Tuesday 2 February 2016

Why Would a Sane Adult Bother with Church?



I grew up in church. I was seven days old the first time I went and attended every Sunday, usually more than once, from that point on. It didn’t take all that much thought. Sunday equals church. And I loved it.

Then life changed, as it does. Among other things, I moved a fair distance away from the church I’d always attended and had kids who always seemed to choose the weekends to get sick. Someone challenged me on why it was so important to me to be there each week and I had no good answer. “Because it’s what you do on Sundays” didn’t seem like a good enough reason. I kept going, both to the church I’d grown up in and one a lot closer to home, but I also kept wondering why. I still loved church and still desperately wanted to be there each week. I just didn’t know why.

Christmas is always a busy time of year and this past one was particularly so. Between Christmas itself, holidays, sickness and family visiting from various parts of Australia, Sundays just seemed to keep passing me by. For three months. Three months of 10am Sunday going by, thinking of the fact that church was happening, and I wasn’t there.
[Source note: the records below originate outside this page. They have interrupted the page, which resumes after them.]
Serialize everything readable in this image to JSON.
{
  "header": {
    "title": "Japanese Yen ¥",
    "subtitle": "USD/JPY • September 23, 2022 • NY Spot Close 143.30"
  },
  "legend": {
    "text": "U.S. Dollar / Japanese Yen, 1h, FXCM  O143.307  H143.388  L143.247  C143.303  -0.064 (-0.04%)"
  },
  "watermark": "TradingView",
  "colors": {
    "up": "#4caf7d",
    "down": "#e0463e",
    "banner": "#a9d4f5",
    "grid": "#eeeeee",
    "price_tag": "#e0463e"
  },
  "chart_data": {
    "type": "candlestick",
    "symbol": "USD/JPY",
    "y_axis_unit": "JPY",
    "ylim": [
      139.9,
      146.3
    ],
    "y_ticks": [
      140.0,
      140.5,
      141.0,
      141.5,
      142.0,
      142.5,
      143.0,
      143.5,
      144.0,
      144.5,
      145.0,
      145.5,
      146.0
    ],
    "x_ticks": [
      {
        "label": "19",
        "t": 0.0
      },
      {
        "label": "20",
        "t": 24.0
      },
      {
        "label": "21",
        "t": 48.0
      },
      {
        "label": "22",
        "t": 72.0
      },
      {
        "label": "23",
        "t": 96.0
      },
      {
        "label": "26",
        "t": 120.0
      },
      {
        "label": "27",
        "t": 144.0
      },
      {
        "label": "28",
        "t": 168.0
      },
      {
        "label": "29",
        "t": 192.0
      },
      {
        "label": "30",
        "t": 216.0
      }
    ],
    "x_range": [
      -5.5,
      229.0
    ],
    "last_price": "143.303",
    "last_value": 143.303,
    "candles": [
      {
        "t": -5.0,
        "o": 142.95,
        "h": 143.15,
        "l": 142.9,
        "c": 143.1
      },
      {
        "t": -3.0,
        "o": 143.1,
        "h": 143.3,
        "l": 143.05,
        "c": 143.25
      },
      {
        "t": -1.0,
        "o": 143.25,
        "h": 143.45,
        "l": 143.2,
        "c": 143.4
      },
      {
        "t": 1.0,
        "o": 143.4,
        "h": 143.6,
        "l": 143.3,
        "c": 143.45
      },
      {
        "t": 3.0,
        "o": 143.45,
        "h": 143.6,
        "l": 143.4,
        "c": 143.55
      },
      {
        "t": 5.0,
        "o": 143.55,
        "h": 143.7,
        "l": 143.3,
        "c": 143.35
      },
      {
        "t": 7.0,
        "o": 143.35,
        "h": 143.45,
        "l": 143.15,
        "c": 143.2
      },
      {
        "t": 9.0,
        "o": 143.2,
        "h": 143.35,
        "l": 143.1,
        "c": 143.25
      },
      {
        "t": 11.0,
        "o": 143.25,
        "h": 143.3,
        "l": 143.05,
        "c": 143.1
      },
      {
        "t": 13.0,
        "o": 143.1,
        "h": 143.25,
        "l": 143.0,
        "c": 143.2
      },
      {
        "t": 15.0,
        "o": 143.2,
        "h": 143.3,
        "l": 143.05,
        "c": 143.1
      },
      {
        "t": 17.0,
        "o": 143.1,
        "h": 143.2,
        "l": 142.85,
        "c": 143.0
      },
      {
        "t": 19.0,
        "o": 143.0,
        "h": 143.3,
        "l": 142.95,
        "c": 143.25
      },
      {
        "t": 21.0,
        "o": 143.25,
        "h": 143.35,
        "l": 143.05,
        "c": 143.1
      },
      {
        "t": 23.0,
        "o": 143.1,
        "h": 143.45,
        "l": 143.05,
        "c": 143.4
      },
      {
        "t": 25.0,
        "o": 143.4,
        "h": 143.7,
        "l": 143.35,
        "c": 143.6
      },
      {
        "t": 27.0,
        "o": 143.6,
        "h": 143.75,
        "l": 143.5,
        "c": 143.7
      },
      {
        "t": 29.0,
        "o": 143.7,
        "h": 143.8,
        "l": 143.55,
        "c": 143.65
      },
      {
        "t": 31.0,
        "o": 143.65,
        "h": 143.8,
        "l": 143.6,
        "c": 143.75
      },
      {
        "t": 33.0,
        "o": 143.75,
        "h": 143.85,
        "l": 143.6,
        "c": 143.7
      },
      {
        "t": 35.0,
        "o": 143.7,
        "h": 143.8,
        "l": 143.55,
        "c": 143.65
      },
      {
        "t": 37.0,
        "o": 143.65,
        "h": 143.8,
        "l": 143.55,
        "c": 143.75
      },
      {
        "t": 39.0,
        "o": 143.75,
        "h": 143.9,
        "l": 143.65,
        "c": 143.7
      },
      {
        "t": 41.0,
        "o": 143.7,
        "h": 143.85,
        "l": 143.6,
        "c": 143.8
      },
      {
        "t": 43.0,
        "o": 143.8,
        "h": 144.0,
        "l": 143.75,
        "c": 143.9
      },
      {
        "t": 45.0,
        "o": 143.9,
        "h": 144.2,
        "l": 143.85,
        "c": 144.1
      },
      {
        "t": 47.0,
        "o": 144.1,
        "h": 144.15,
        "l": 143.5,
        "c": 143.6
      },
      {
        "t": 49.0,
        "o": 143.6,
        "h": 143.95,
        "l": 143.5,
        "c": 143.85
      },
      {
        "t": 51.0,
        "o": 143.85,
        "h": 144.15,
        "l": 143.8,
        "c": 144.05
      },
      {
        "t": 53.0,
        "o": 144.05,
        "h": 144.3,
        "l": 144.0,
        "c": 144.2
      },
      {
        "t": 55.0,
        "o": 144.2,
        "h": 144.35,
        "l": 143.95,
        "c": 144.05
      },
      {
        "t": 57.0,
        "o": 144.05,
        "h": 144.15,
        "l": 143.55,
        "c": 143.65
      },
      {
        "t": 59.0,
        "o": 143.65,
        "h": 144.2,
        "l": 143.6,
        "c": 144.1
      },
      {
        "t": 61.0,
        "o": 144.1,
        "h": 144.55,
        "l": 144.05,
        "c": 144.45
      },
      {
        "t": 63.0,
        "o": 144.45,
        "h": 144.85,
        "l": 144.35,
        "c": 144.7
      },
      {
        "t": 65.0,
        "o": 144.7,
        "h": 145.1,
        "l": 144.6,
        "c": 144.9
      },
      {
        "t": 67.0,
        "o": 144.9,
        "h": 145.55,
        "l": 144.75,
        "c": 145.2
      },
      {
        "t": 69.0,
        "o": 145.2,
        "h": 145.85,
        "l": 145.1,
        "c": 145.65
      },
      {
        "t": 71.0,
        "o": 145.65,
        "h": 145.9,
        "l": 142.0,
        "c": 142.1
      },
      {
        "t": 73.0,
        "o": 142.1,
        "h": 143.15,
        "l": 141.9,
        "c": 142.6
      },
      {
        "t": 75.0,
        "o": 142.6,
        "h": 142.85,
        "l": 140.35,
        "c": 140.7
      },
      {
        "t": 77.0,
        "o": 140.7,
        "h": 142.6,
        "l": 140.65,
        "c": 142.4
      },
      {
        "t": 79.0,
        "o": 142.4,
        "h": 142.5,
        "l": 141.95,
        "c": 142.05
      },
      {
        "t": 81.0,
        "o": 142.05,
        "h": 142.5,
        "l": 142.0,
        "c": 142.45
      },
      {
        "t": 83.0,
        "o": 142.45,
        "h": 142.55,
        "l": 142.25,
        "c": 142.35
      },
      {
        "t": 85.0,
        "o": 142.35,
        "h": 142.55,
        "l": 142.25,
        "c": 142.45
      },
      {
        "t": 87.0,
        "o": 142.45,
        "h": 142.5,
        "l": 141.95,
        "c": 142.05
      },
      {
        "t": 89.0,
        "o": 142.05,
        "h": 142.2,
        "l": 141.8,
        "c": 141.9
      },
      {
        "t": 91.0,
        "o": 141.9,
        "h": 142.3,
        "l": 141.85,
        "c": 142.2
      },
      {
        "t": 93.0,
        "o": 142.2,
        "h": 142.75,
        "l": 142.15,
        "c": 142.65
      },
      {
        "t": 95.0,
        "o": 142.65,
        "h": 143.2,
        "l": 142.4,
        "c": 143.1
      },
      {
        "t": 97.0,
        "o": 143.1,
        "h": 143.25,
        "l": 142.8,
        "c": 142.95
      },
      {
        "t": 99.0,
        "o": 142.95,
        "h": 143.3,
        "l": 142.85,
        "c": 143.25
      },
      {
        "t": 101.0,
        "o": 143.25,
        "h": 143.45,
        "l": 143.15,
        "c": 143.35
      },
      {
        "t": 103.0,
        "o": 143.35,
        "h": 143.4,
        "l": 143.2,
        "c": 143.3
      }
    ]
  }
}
I finally got back to church a fortnight ago after three very long months away. You should have seen how giddy I was with excitement getting ready. I couldn’t believe I was actually going to church! I don’t think I stopped grinning the entire service.

It wasn’t as if I hadn’t spent time with God in all that time, or listened to worship music or anything like that. I’d even heard some sermons. But there was something so exciting about actually being there in the building.

The excitement wasn’t even about meeting God there. He’d been with me, close by me, that whole time I’d been away. The excitement was purely about the people. Spending time with other Christians. The very visible reminder that in this crazy Christian life, I’m not alone.

I can ‘do’ the Christian life – spend time with God, find my worth and encouragement in him, grow in my relationship with him, read book after book…  With the amount of great teaching books available, the internet and its millions of podcasts, sermons and worship sessions and even full church services streamed online, it’d be easy to never have to go to a physical church again. I could do it, as I’m sure many people do. I certainly wouldn’t turn away from God. But I’d be lonely.

The truth is, I need the encouragement of others. I need that reminder that I’m not alone.

That girl struggling like me to understand why God doesn’t answer our deepest heart prayers.

The admission of a guy who, like me, still wants to be in control despite constantly trying to give it over to God.

The kids crying beside me and their parents doing the best they can parenting them, all the while wondering if anything they do or say will ever be enough.

One woman crying as her heart breaks in prayer; another whose smile beneath closed eyes makes me wonder what words of approval and love God is whispering to her heart.

The ninety-year-old man who’s been faithfully following God three times longer than I’ve been alive and whose prayers and excitement about heaven leave me awestruck.

The mums up the back feeding their babies and trying so hard to keep little ones occupied that they haven’t heard a word of the sermon. But they’ve been together.

Hearing story after story of lives changed and struggles overcome and knowing that if God could do that in that particular person, he could do the same in me.  

I need church. Not for my relationship with God, but for me. For my own faith and encouragement. To remind me that in this upside-down Christian life – where servanthood is valued above prestige and faith so often defies human logic – I’m not alone. I love standing alongside all these people and worshiping God together. It feels like a glimpse into heaven. I appreciate the sermons, but it’s the people I cherish, even if I don’t even know all their names. God does, and that's all that matters. 

I know a lot of people who don’t believe church is important – both Christians and non-Christians. They claim it’s full of hypocrites and idiots and people they don’t agree with. Crying kids and bad music distract them. That lady’s too over-the-top-welcoming to be real (and therefore must be faking it). They learn better on their own. The pastor doesn’t know what he’s talking about… And the list goes on.

Maybe I’ve wondered on occasion, when faced with hurtful people or when I spent the entire time outside with my own crying child whether it really was.

It is.

Why? Because I’m as broken and messed up as they are, and it’s the encouragement of knowing I’m not alone that makes all the difference.

Churches aren’t perfect. They never will be. There will always be something, or someone, you don’t agree with. But whether it’s a congregation of ten people or a thousand, held in a backyard or a cathedral, has a band leading the music, a lone guitar or people singing badly along with a cd, we need church because we need each other.

Extrovert or introvert, we were never meant to do life alone.